Abstract

Five national urban agglomerations are selected according to the Fourteenth Five-Year Plan, namely the Yangtze River Delta, the Pearl River Delta, Beijing-Tianjin-Hebei, the Middle reaches of the Yangtze River, and Chengdu-Chongqing. The study on synergistic effects of such national strategic planning urban agglomerations, defined as coordinated degrees, and their time-series trends from 2016 to 2021 is significant for the practice of the national "double carbon" goal. Spatial differentiation of coordinated degree in five agglomerations is analyzed based on the Theil Index, along with regional linkage strength of coordinated degree under the gravity model.

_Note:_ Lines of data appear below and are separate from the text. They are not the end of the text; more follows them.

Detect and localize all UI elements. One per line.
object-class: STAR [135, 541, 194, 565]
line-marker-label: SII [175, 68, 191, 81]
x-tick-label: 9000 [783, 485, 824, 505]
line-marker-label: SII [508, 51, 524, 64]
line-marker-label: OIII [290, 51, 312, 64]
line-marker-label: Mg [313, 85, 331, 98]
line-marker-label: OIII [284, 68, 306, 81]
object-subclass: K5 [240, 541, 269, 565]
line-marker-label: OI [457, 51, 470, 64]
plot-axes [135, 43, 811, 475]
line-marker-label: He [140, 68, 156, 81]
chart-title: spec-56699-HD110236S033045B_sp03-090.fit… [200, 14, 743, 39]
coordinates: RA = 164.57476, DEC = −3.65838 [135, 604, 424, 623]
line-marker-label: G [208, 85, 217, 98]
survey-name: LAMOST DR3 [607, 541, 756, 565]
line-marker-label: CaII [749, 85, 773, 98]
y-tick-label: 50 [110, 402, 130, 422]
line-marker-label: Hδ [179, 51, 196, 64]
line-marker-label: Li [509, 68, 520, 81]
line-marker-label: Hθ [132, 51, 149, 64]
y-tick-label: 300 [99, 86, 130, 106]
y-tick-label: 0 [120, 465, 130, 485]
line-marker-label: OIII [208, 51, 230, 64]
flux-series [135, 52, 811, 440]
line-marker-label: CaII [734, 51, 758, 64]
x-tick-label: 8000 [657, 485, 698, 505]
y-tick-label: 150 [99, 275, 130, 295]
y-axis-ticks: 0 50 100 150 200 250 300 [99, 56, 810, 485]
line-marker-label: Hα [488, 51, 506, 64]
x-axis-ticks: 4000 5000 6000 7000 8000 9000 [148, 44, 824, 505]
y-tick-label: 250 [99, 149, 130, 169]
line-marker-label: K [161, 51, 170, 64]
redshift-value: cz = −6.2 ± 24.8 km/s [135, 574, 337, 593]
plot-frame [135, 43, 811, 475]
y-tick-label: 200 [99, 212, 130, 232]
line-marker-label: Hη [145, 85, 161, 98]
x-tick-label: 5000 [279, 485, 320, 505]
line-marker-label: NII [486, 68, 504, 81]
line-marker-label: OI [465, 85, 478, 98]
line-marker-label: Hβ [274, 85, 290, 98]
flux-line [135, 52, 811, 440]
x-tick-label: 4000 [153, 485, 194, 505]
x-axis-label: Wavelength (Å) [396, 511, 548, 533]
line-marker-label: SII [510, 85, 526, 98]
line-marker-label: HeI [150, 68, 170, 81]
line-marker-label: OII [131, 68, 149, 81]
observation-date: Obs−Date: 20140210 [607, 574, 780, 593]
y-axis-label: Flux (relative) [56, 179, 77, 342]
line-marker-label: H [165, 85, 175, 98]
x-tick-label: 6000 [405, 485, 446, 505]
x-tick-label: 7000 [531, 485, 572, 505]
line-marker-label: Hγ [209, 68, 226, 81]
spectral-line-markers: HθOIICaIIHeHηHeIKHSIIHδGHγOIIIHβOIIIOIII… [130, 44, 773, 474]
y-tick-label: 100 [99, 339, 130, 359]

Conclusions include: (1) a downward trend is shown from 2016 to 2021 for the coordinated degree, along with the Pearl River Delta is the best among the five agglomerations; (2) the Middle reaches of the Yangtze River is the highest, followed by the Pearl River Delta and the Yangtze River Delta of coordinated degree in 2021; (3) the main cause of downwards in coordinated degree combined by a stable decline in carbon emissions and fluctuating increase in pollutants; (4) intra-regional differences in the Yangtze River Delta and the Middle reaches of the Yangtze River are relatively large, compared with the smallest in the Pearl River Delta measured by Theil Index; (5) coefficients of variation are relatively higher in the Middle reaches of the Yangtze River and the Yangtze River Delta, followed by the Beijing-Tianjin-Hebei, the Pearl River Delta and Sichuan-Chongqing urban. Consequently, countermeasures are proposed from the perspective of government, including technology and regional cooperation, policy innovation by overall coordination, synergy promotion by technological innovation, and regional synergy by win-win cooperation.